L’auteur et metteur en scène n’est pas à sa première incursion dans les zones troubles où l’art touche aux secrets les plus profonds de l’être humain. En 2008 Libido sciendi créait l’événement: un véritable traité littéral du désir érotique. Pascal Rambert fait partie de ces hommes de théâtre qui placent la danse à l’horizon possible de leur pratique. Avec Memento Mori, il pousse encore plus loin sa quête, accède aux origines du mouvement, situe son travail dans le lieu impondérable d’avant l’apparition des formes.

Le plateau est vide, un son bas, comme des cigales éloignées, berce la salle alors que la lumière va progressivement vers son extinction. L’obscurité s’installe, se densifie. Nous sommes happés par l’expérience du noir absolu, à la fois douce et autoritaire, qui entraine rapidement une perte de repères. Les sens sont aux aguets, au point d’enclencher des mécanismes hallucinatoires. Il y va de visions plus que d’images.

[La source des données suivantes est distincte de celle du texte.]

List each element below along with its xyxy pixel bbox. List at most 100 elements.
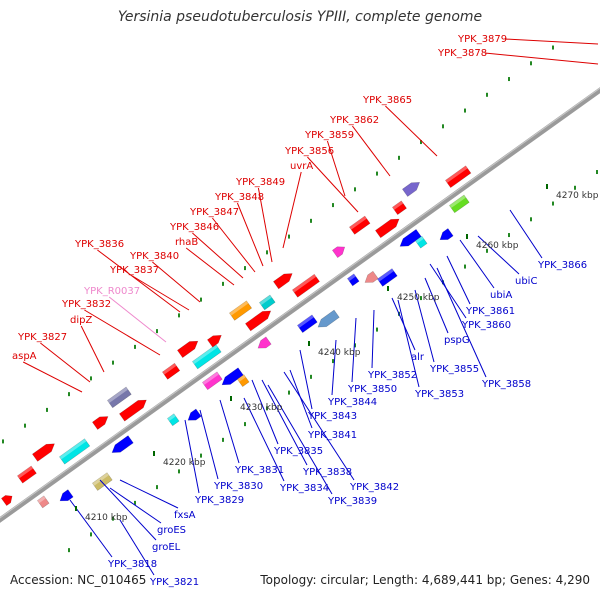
tick-dot: [244, 422, 246, 427]
tick-dot: [332, 203, 334, 208]
gene-label-ypk-3831: YPK_3831: [234, 465, 284, 476]
leader-line: [257, 187, 273, 263]
genome-backbone: [0, 87, 600, 523]
tick-dot: [222, 437, 224, 442]
gene-label-ypk-3862: YPK_3862: [329, 115, 379, 126]
leader-line: [84, 309, 161, 356]
gene-labels: YPK_3879 YPK_3878 YPK_3865 YPK_3862 YPK_3859…: [12, 34, 587, 588]
gene-label-ypk-3827: YPK_3827: [17, 332, 67, 343]
leader-line: [243, 397, 285, 482]
gene-label-ypk-3852: YPK_3852: [367, 370, 417, 381]
tick-dot: [464, 264, 466, 269]
gene-feature: [202, 371, 223, 391]
gene-feature: [177, 340, 199, 358]
tick-dot: [68, 548, 70, 553]
tick-dot: [530, 61, 532, 66]
gene-feature: [229, 300, 253, 321]
leader-line: [184, 419, 200, 494]
leader-line: [307, 156, 359, 213]
gene-feature: [332, 246, 346, 258]
tick-dot: [552, 45, 554, 50]
gene-feature: [347, 273, 360, 287]
leader-line: [429, 263, 467, 319]
tick-dot: [68, 392, 70, 397]
tick-dot: [178, 313, 180, 318]
tick-dot: [156, 485, 158, 490]
tick-dot: [266, 250, 268, 255]
tick-dot: [354, 343, 356, 348]
leader-line: [424, 277, 449, 334]
gene-label-ypk-3818: YPK_3818: [107, 559, 157, 570]
leader-line: [351, 317, 357, 383]
tick-dot: [530, 217, 532, 222]
tick-dot: [134, 344, 136, 349]
tick-dot: [200, 297, 202, 302]
leader-line: [509, 209, 543, 259]
leader-line: [326, 140, 346, 197]
gene-label-ypk-3837: YPK_3837: [109, 265, 159, 276]
tick-label: 4260 kbp: [476, 241, 519, 251]
leader-line: [459, 239, 495, 289]
gene-feature: [317, 309, 340, 328]
gene-feature: [375, 218, 400, 239]
leader-line: [192, 232, 244, 279]
gene-label-ypk-3841: YPK_3841: [307, 430, 357, 441]
gene-label-ypk-3878: YPK_3878: [437, 48, 487, 59]
tick-mark: [546, 184, 548, 189]
tick-label: 4220 kbp: [163, 458, 206, 468]
leader-line: [212, 217, 256, 273]
tick-dot: [24, 423, 26, 428]
leader-line: [484, 52, 599, 65]
gene-label-ypk-3840: YPK_3840: [129, 251, 179, 262]
leader-line: [504, 38, 599, 45]
tick-dot: [112, 360, 114, 365]
gene-label-ypk-3836: YPK_3836: [74, 239, 124, 250]
gene-label-ubia: ubiA: [490, 290, 512, 301]
tick-dot: [112, 516, 114, 521]
gene-feature: [245, 310, 272, 332]
leader-line: [436, 267, 487, 378]
tick-dot: [486, 248, 488, 253]
gene-feature: [349, 215, 371, 235]
tick-dot: [508, 233, 510, 238]
tick-dot: [288, 390, 290, 395]
gene-label-ypk-3858: YPK_3858: [481, 379, 531, 390]
tick-dot: [156, 329, 158, 334]
gene-feature: [107, 386, 132, 409]
tick-mark: [466, 234, 468, 239]
gene-feature: [17, 465, 37, 484]
leader-line: [414, 289, 435, 363]
tick-dot: [420, 296, 422, 301]
tick-dot: [376, 327, 378, 332]
leader-line: [132, 275, 190, 311]
gene-label-ypk-3829: YPK_3829: [194, 495, 244, 506]
leader-line: [477, 235, 520, 275]
gene-label-ypk-3838: YPK_3838: [302, 467, 352, 478]
tick-label: 4230 kbp: [240, 403, 283, 413]
gene-feature: [364, 270, 379, 283]
leader-line: [119, 519, 155, 576]
leader-line: [261, 379, 308, 466]
tick-dot: [552, 201, 554, 206]
gene-feature: [273, 273, 293, 290]
tick-label: 4240 kbp: [318, 348, 361, 358]
gene-feature: [445, 165, 472, 189]
gene-feature: [59, 489, 74, 502]
leader-line: [282, 171, 302, 249]
gene-feature: [257, 336, 272, 349]
leader-line: [299, 349, 313, 410]
label-leader-lines: [22, 38, 599, 576]
gene-label-ypk-r0037: YPK_R0037: [83, 286, 140, 297]
gene-feature: [32, 443, 55, 462]
tick-dot: [574, 185, 576, 190]
gene-feature: [192, 344, 222, 370]
gene-label-ypk-3844: YPK_3844: [327, 397, 377, 408]
tick-dot: [398, 155, 400, 160]
gene-feature: [297, 314, 318, 334]
gene-feature: [92, 416, 109, 430]
tick-dot: [200, 453, 202, 458]
leader-line: [40, 342, 91, 383]
gene-label-ypk-3848: YPK_3848: [214, 192, 264, 203]
gene-feature: [415, 235, 428, 249]
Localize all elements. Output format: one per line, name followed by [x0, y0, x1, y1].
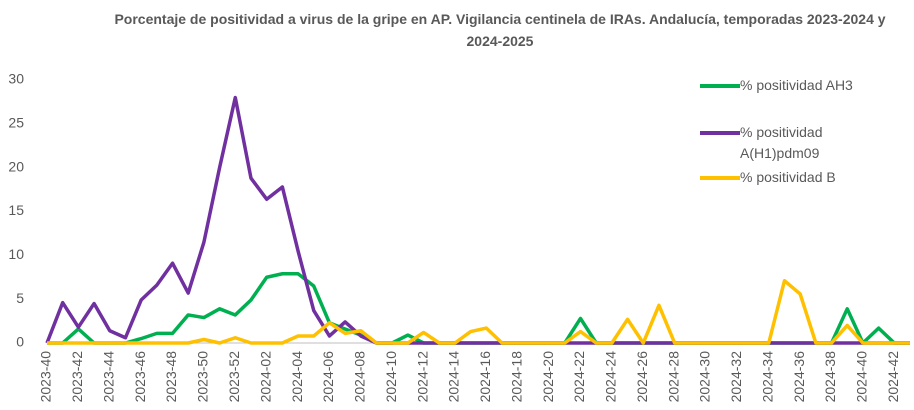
y-tick-label: 15 [8, 202, 24, 218]
x-tick-label: 2023-44 [100, 351, 116, 403]
y-tick-label: 30 [8, 71, 24, 87]
x-tick-label: 2024-22 [571, 351, 587, 403]
x-tick-label: 2023-50 [195, 351, 211, 403]
legend-label: % positividad A(H1)pdm09 [740, 124, 823, 161]
x-tick-label: 2023-48 [163, 351, 179, 403]
x-tick-label: 2023-40 [38, 351, 54, 403]
x-tick-label: 2024-14 [446, 351, 462, 403]
x-tick-label: 2024-24 [603, 351, 619, 403]
legend-swatch [700, 84, 740, 88]
legend-label: % positividad B [740, 169, 836, 185]
x-tick-label: 2024-10 [383, 351, 399, 403]
series-line [47, 279, 910, 345]
chart-title: Porcentaje de positividad a virus de la … [114, 11, 886, 49]
x-tick-label: 2024-30 [697, 351, 713, 403]
x-tick-label: 2024-20 [540, 351, 556, 403]
x-tick-label: 2024-04 [289, 351, 305, 403]
x-tick-label: 2023-42 [69, 351, 85, 403]
y-tick-label: 0 [16, 334, 24, 350]
x-tick-label: 2024-42 [885, 351, 901, 403]
y-tick-label: 5 [16, 290, 24, 306]
x-tick-label: 2024-34 [759, 351, 775, 403]
x-tick-label: 2024-28 [665, 351, 681, 403]
x-tick-label: 2024-16 [477, 351, 493, 403]
legend-swatch [700, 176, 740, 180]
x-tick-label: 2024-02 [257, 351, 273, 403]
x-tick-label: 2024-26 [634, 351, 650, 403]
y-tick-label: 10 [8, 246, 24, 262]
x-tick-label: 2024-12 [414, 351, 430, 403]
x-tick-label: 2024-32 [728, 351, 744, 403]
y-tick-label: 20 [8, 158, 24, 174]
x-tick-label: 2023-46 [132, 351, 148, 403]
legend-label: % positividad AH3 [740, 77, 853, 93]
x-tick-label: 2024-08 [352, 351, 368, 403]
series-line [47, 271, 910, 345]
x-tick-label: 2024-06 [320, 351, 336, 403]
x-tick-label: 2023-52 [226, 351, 242, 403]
y-tick-label: 25 [8, 115, 24, 131]
x-tick-label: 2024-36 [791, 351, 807, 403]
x-tick-label: 2024-40 [854, 351, 870, 403]
x-tick-label: 2024-18 [508, 351, 524, 403]
legend-swatch [700, 131, 740, 135]
x-tick-label: 2024-38 [822, 351, 838, 403]
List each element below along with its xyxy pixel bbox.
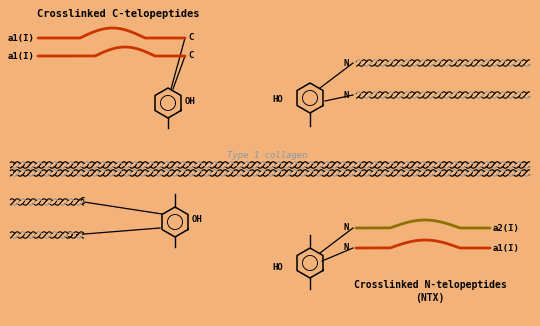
Text: OH: OH [192,215,202,225]
Text: N: N [344,224,349,232]
Text: HO: HO [272,262,283,272]
Text: N: N [344,244,349,253]
Text: C: C [79,198,85,206]
Text: N: N [344,91,349,99]
Text: HO: HO [272,96,283,105]
Text: C: C [188,34,193,42]
Text: Type 1 collagen: Type 1 collagen [227,151,307,159]
Text: OH: OH [185,96,195,106]
Text: N: N [344,58,349,67]
Text: Crosslinked N-telopeptides: Crosslinked N-telopeptides [354,280,507,290]
Text: a1(I): a1(I) [8,34,35,42]
Text: a1(I): a1(I) [493,244,520,253]
Text: C: C [66,230,72,240]
Text: a2(I): a2(I) [493,224,520,232]
Text: a1(I): a1(I) [8,52,35,61]
Text: C: C [188,52,193,61]
Text: (NTX): (NTX) [415,293,444,303]
Text: Crosslinked C-telopeptides: Crosslinked C-telopeptides [37,9,199,19]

Yves Godin parle d’un «dispositif vivant de révélation, d’apparition, d’impression». Son travail de lumière avoisine la maestria d’un Rembrandt qui joue sur les clairs-obscurs. Il radicalise une recherche déjà entamée dans le solo inaugural d’Emmanuelle Huynh, Mua, en 1995. L’espace devient pulsatile, des respirations de lumière le modulent, par touches diffuses d’une extrême finesse, des corps se laissent deviner, présences insistantes à l’état insaisissable, qui fluctuent entre l’opacité solide et le flottement furtif.

Avec l’insistance quasi-douloureuse des persistances rétiniennes, des gestes simples déchirent l’obscurité, des bras se tendent, des corps s’écartèlent. Des apparitions hallucinées se nourrissent du noir pulsionnel qui vibre désormais, saturé, grouillement de corps déformés par la furie animale du désir arrachés aux images d’Antoine d’Agata ou encore obstinée suspension aérienne d’un danseur étoile, aux traits minutieusement accrochés à des clous, comme dans une installation de Julien Salaud.
Des pans de lumière noire et laiteuse creusent et élargissent l’espace. Des gravures pariétales s’animent. Lenteur irréelle et décharges fulgurantes rythment une ronde qui entraine, charrie, entrechoque des bribes d’une histoire de l’humanité, des survivances de l’histoire de l’art, enfin des éclats d’histoires individuelles.

Pascal Rambert et Yves Godin ont l’intuition d’un fertile lâcher prise, ils travaillent l’abolition du temps, de l’espace, des rôles. Memento Mori pose un geste d’une générosité inouïe: libre à chacun d’y suivre ses chemins et construire des dramaturgies personnelles. La dernière image de la pièce est d’autant plus bouleversante. Des respirations haletantes, des bruits de corps qui se touchent, des secrétions qui suintent, l’odeur douçâtre des fruits écrasés la préparaient déjà. Dans la lumière crue, nous sommes brutalement confrontés à l’effroi de la vie, dans son excès dionysiaque, vie poussée jusqu’à l’épuisement dans la lourdeur éclatante des chairs.